Vous parlez plusieurs langues
Effectivement. Je pense qu’un chef d’orchestre se doit de maîtriser plusieurs idiomes car, que ce soit dans le domaine symphonique ou lyrique, je suis persuadé que la langue est étroitement liée à la musique.
Connaissiez-vous le Capitole avant de venir y diriger La traviata ?
Oui car étant un peu curieux j’ai lu l’histoire de ce théâtre. De plus et pour tout vous dire, j’étais dans la salle pour une représentation de Lucrezia Borgia en 2019, j’avais 25 ans… Par ses dimensions le Capitole m’a paru de suite idéal pour du répertoire italien.
Quel a été votre premier contact avec Christophe Ghristi et votre réaction lorsque celui-ci vous a invité d’emblée pour 3 ouvrages ?
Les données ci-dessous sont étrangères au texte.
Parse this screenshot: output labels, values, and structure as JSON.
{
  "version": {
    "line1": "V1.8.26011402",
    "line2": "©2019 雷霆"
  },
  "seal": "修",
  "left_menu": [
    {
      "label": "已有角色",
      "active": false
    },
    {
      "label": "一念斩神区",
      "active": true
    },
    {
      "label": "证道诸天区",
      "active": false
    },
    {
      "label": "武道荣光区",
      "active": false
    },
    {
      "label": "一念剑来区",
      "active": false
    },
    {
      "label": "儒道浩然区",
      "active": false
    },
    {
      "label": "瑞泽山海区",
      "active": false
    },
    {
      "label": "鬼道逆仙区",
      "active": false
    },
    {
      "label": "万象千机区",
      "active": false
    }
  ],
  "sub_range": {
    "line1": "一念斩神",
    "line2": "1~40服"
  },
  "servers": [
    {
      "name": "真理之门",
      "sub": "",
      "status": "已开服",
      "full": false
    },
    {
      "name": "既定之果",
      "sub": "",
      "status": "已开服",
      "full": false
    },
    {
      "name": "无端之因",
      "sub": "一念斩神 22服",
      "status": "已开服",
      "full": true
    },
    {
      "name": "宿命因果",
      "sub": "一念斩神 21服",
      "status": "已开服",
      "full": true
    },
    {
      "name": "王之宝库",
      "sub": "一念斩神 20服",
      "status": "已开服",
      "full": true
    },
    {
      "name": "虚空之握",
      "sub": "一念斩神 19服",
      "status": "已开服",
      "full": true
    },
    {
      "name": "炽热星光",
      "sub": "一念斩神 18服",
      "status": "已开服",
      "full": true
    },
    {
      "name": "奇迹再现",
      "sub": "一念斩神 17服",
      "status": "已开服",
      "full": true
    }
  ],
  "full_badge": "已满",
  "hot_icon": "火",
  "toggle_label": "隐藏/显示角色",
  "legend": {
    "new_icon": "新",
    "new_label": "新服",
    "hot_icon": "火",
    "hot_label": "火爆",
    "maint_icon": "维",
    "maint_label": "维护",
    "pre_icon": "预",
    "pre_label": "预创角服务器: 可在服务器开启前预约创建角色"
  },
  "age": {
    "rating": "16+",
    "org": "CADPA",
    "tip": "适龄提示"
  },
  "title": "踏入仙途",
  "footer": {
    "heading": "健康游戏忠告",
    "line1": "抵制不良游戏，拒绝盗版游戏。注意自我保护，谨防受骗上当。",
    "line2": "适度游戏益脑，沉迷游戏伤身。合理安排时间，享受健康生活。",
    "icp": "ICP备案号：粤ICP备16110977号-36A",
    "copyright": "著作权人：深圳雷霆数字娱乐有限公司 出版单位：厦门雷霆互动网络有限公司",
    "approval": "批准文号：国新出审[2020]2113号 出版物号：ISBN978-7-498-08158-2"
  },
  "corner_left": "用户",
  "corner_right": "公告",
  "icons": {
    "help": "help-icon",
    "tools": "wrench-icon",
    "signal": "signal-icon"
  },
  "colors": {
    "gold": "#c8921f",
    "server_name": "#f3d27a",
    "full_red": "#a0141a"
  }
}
C’est bien sûr une affaire d’agents. Mais pas seulement. Le contact avec Christophe Ghristi s’est fait très facilement car c’est un homme de théâtre. Je sais qu’il m’avait écouté, j’ignore où d’ailleurs. Il est très direct en communication et c’est assez rare dans le métier. Son invitation à me produire trois fois est pour moi un grand honneur car nous savons tous que le Théâtre du Capitole est l’un des plus grands opéras d’Europe.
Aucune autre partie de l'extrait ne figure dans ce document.